Observação: os campos de florezinhas amarelas que mencionei acima é plantação de colza. Ela é usada para produzir um óleo de cozinha (em inglês rapeseed) tido como benéfico ao ser humano. Não é a mesma coisa que óleo de canola. Outros usos da colza incluem alimento de animal e biodiesel.
Hospedagem: Room Concept Hostel – quarto duplo com banheiro compartilhado E$45,00
Dia 10 (08/04 segunda-feira): Santo Domingo de la Calzada a Belorado – 23km
O vento judiou bastante e teve um pouco de chuva também.

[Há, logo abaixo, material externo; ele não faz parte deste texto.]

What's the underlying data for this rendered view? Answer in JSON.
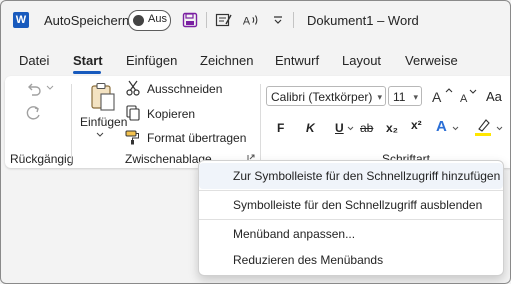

Deixamos a região de La Rioja para trás e iniciamos a caminhada na região de Castilla y Leon. As plantações de uva ficaram para trás, e no lugar, trigo e cevada.
Boa parte da caminhada é ao lado da estrada. Os últimos 5km foram os piores no quesito vento, estrada e barulho de caminhão. Ademais ao longo do dia cruzamos charmosos pueblos.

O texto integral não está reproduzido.